Disclosure: The study was funded by Roche Nederland and KWF Kankerbestrijding. The researchers report consultant roles with AbbVie, Amgen, Celldex, Merck Ag and Roche; research funding from AbbVie and Roche; and speakers’ bureau roles with MSD.

Perspective

Ashley L. Sumrall, MD

Taal and colleagues attempt to move us one step forward in the discussion of a clinical question affecting all patients with glioblastoma: What do we do when the disease recurs? All tumors recur, and there is no true consensus as to which therapy is best suited for initial recurrence. Should we start bevacizumab at first recurrence or hold off? Should we treat with more alkylators?
In this trial, patients were required to be at least 4 weeks free of chemotherapy. We do not have information as to how many prior cycles of temozolomide patients received prior to randomization. Could this affect their response to more alkylator therapy? Also, very few patients (10% to 13%) were managed with a second resection. New data encouraging evaluation for reoperation, where feasible, could impact interpretation of these findings.
Due to excessive hematotoxicity, lomustine was dose-reduced. Prior to this, some patients with thrombocytopenia received reduced-intensity bevacizumab dosing. Even with adjustments, a disappointing 34% of enrolled patients in the combination therapy arm received the planned six cycles. Reasons included toxicity and progression. PFS was modest for all groups. Despite this, the OS was encouraging.
It would be interesting to know more about the 19 patients who received sequential therapy (those who were on single-agent bevacizumab and crossed over to lomustine only). Did they have a similar OS benefit? Also, the impact of crossover and salvage regimens should always be considered. In this group, crossover to bevacizumab was not allowed, as it is not commercially available in the Netherlands. Salvage therapy varied per group but was surprisingly not standard-of-care for these patients. A mere 38% of patients on the combination arm received salvage of any type.
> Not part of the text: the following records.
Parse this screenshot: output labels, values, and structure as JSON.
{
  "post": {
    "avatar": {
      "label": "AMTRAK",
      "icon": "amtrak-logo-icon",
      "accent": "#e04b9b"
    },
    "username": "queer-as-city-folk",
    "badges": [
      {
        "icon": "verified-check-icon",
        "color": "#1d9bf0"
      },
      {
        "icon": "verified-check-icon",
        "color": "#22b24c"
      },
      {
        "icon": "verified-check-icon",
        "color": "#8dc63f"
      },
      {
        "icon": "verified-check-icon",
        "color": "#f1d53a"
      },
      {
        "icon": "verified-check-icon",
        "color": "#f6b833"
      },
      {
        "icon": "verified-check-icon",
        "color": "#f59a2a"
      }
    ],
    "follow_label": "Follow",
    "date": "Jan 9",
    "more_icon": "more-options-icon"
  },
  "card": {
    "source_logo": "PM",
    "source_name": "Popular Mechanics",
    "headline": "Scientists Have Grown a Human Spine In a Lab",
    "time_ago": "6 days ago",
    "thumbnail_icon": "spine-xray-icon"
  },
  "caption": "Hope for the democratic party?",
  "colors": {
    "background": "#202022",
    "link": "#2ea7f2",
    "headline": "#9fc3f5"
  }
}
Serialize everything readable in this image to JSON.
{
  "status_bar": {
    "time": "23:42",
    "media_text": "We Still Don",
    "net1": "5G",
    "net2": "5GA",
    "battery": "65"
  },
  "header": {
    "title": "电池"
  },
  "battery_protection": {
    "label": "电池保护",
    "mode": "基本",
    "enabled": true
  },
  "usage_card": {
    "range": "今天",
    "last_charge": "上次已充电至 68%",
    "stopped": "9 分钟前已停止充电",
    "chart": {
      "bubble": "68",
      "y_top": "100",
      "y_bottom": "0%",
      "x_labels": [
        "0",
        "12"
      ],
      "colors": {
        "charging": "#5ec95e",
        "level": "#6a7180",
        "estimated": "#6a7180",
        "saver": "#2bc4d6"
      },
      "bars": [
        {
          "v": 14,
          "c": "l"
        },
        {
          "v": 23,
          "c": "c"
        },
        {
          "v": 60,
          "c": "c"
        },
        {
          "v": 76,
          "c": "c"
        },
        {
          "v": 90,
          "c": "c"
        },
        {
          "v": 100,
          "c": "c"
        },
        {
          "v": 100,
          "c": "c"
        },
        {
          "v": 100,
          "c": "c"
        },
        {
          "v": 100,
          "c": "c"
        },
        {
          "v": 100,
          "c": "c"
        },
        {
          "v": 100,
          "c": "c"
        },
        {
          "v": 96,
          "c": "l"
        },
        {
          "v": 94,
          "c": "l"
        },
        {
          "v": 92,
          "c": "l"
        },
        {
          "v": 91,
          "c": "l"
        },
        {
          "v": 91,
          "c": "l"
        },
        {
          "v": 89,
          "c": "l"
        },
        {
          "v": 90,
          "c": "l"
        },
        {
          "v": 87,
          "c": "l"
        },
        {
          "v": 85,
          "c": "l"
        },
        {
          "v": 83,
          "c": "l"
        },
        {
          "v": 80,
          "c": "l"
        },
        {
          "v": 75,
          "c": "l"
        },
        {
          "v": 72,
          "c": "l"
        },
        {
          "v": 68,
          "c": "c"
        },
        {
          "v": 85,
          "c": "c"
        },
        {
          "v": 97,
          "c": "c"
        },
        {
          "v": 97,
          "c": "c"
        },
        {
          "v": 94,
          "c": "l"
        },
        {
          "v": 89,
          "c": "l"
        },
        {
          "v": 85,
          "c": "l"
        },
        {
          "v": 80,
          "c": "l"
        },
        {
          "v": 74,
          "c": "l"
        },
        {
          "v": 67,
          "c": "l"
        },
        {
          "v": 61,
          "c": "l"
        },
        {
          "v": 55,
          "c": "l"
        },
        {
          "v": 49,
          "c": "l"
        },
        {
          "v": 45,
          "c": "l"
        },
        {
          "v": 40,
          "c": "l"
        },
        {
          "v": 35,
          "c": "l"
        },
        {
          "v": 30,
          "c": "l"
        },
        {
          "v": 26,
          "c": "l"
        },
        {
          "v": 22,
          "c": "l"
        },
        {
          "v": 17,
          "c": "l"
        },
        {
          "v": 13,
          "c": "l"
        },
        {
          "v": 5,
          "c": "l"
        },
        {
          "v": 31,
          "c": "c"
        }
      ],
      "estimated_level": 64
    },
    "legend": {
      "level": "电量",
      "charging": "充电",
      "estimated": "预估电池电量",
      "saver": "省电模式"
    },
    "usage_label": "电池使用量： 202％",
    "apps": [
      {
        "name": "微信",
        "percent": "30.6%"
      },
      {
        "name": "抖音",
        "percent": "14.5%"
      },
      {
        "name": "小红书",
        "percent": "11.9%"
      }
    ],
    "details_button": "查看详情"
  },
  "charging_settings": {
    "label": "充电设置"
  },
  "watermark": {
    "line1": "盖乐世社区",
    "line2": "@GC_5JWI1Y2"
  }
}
The other subgroups hovered around 50%. With regard to survival data, this is markedly different than most studies we have conducted in the United States.
A phase 3 trial is planned and should help to delineate some of these issues. Patients and physicians both are anxious to move forward in this dilemma.

Ashley L. Sumrall, MD

HemOnc Today Editorial Board member

Disclosures: Sumrall reports no relevant financial disclosures.